Terres arables de nos ancêtres

Foulées de leurs socques de hêtre

Terres fertiles et vallonnées

Labourées, semées, piétinées

Ardemment à la sueur du front

Champs de blé, de maïs, féconds

Sillons de vignes, ceps tortueux

Tout respire l’âme des aïeux

Les foins des chaleurs accablantes

Les vaches rousses, noires, attachantes

Chères pâtures ombragées de chênes

Effet de baume sur mes peines

Oasis de paix, de verdure

Inondée de calme, d’air pur

Magnifiée d’un cocktail offert

D’un luminescent camaïeu de verts

Grège de jade, velours mousseux

Chlorophylle, anis doucereux

Taffetas de tons chatoyants

Sapindacées d’arômes entêtants.

Des sous-bois je scrutais l’éclat du ciel d’été

Les oiseaux mélodieux dans une alacrité

Captivés par le jeu des cristaux de lumière

Piaillaient allégrement dans l’air frais salutaire

A l’ombre d’un passé aux histoires contées

« Avé » l’accent du sud le soir à la veillée.

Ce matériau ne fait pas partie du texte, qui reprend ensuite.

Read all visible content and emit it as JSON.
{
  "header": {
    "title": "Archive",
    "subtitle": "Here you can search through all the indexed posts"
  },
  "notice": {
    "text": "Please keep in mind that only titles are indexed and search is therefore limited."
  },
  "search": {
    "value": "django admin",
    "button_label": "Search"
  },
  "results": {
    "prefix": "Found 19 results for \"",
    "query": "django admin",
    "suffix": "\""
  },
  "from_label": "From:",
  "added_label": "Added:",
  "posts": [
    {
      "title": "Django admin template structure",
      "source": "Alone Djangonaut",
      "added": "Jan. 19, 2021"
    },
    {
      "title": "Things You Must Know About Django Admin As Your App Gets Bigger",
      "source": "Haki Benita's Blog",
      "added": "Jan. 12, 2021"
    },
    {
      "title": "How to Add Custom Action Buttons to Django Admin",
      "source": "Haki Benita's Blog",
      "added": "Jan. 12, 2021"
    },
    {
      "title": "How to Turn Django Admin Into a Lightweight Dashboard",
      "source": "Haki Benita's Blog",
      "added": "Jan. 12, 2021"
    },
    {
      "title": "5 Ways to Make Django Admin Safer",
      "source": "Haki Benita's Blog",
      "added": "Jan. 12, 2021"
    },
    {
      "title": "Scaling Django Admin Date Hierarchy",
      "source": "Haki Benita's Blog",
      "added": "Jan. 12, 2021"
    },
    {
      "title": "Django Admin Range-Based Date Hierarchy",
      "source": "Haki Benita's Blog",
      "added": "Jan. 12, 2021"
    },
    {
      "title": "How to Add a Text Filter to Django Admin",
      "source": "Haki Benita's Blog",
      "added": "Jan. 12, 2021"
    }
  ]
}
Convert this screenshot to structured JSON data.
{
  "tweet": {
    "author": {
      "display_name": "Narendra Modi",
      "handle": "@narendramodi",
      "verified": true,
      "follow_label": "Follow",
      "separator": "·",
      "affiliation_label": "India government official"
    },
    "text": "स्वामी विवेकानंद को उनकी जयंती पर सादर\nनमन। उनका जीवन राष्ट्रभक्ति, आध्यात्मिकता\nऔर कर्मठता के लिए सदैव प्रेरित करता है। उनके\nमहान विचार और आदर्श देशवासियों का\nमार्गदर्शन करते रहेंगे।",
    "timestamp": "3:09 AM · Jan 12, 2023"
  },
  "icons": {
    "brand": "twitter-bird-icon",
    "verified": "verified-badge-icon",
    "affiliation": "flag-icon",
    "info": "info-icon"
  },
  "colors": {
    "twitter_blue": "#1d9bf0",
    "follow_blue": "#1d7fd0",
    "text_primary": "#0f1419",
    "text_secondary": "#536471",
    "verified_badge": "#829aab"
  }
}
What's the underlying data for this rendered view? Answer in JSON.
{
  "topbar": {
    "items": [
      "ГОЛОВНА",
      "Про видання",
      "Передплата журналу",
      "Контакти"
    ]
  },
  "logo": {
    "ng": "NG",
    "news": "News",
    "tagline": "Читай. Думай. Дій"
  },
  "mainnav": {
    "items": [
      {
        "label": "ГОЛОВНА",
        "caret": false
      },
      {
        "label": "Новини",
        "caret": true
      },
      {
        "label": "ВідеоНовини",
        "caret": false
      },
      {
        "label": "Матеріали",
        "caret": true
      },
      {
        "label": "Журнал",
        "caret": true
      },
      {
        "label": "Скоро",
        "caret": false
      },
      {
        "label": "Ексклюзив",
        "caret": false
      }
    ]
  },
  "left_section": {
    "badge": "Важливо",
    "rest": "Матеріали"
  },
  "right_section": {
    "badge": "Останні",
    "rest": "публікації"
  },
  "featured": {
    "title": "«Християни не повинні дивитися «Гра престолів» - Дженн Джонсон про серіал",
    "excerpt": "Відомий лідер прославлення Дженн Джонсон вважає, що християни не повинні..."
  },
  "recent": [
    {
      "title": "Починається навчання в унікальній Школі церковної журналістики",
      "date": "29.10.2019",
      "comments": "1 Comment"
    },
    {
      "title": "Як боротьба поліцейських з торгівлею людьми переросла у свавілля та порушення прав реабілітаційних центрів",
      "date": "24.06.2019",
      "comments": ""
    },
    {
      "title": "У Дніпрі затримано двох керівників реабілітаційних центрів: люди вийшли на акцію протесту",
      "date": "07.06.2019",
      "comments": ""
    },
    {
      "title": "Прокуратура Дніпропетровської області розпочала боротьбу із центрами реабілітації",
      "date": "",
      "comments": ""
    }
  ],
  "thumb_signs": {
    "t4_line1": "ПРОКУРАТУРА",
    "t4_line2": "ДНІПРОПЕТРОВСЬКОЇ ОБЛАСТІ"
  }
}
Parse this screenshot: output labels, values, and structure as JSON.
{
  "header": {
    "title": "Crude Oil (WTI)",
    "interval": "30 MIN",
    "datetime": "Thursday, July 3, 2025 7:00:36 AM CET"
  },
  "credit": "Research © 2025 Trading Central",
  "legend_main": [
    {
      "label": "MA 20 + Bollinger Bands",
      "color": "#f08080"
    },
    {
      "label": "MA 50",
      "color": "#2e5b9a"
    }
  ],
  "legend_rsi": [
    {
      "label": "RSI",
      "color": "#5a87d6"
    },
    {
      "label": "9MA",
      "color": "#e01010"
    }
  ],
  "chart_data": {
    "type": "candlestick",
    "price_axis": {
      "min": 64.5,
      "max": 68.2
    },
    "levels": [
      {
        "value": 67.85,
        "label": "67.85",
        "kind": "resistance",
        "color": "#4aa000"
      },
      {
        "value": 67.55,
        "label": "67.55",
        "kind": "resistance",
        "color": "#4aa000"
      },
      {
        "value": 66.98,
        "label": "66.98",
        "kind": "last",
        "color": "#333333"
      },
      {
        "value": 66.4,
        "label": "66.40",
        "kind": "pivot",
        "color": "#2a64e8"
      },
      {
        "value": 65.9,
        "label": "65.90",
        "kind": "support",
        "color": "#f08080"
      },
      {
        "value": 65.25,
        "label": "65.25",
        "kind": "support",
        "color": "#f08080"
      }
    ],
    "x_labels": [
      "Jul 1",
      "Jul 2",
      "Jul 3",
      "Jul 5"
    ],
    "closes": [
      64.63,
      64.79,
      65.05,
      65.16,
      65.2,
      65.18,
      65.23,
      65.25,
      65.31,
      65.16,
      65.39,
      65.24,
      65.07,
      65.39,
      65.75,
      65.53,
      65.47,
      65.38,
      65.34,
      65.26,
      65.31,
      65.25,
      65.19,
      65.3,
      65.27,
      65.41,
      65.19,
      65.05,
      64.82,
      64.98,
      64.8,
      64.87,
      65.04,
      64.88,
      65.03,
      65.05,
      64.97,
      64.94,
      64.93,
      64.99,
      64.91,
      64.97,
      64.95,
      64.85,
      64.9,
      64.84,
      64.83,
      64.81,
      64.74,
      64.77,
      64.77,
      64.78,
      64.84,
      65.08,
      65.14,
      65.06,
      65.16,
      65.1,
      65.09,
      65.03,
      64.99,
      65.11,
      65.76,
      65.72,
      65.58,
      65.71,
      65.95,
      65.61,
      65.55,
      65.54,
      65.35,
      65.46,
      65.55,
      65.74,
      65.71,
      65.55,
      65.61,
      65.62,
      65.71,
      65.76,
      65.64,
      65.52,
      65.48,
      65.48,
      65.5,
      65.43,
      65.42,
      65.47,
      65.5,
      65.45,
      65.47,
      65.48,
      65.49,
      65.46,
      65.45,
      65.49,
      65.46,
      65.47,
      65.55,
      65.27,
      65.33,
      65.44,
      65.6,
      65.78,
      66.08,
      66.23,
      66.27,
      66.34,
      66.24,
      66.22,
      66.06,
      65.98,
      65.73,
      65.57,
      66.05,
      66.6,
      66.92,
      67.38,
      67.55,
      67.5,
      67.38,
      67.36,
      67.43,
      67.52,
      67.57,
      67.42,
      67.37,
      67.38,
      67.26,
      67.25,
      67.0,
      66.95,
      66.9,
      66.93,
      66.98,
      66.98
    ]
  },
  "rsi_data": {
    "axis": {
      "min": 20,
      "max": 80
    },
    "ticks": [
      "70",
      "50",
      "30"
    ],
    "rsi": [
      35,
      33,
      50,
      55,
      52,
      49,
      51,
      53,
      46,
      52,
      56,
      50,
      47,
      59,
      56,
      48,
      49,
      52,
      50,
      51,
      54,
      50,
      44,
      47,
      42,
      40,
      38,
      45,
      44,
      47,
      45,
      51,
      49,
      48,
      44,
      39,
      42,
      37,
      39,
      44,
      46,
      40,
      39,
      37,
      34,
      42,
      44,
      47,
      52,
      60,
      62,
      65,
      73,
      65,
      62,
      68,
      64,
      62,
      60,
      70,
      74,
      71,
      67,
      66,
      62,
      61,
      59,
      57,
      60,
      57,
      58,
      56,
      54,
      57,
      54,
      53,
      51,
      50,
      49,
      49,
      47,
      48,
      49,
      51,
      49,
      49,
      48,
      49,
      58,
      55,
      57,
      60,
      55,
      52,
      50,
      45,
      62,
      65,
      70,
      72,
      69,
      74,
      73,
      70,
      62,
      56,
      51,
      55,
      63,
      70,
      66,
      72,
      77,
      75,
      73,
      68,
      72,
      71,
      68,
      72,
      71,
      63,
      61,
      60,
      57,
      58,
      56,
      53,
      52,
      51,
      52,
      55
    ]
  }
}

Maintes fois cet écrin de verdure arpenté

Pérégriner dans l’herbe, pieds-nus, et s’y vautrer.

O forces telluriques prodigues d’un élixir

Ma soif inextinguible n’en saura pas faillir

Quand la sève au printemps reprend sa course folle

Et qu’à la nuit tombée s’allument les lucioles

Quand le chien, sentinelle, ailé comme l’oiseau

S’invite à un cluquet ou s’abreuve au ruisseau

Dans les eaux hyalines sous un ciel aconit

Scintille puis disparaît un vif ballet de truites.

Je remonte le temps aux souvenirs d’enfance

Mon cœur à fleur de peau de beauté à outrance

Se laisse ensorceler comblé à satiété

Par la scénographie d’un spectacle d’été

Quand le soleil caresse la cime des montagnes

On voit les blés rougir sur la verte campagne

Mon âme, belle de nuit, se trouble en un chaos

La flammée du couchant me revient en écho.

Sur les sols en jachère où l’automne frileux

Tamise la lumière perdant un peu de bleu

Mon émoi cyanosé teinté de nostalgie

M’envoie des reflets cuivre, et la rouille rougie

Se perd dans les ramures, poussières d’un autre temps

La période gélive attendra le printemps

Pour me voir rêvasser dans ce luxe fortuit

Enfouie dans la douceur d’un lieu qui me séduit.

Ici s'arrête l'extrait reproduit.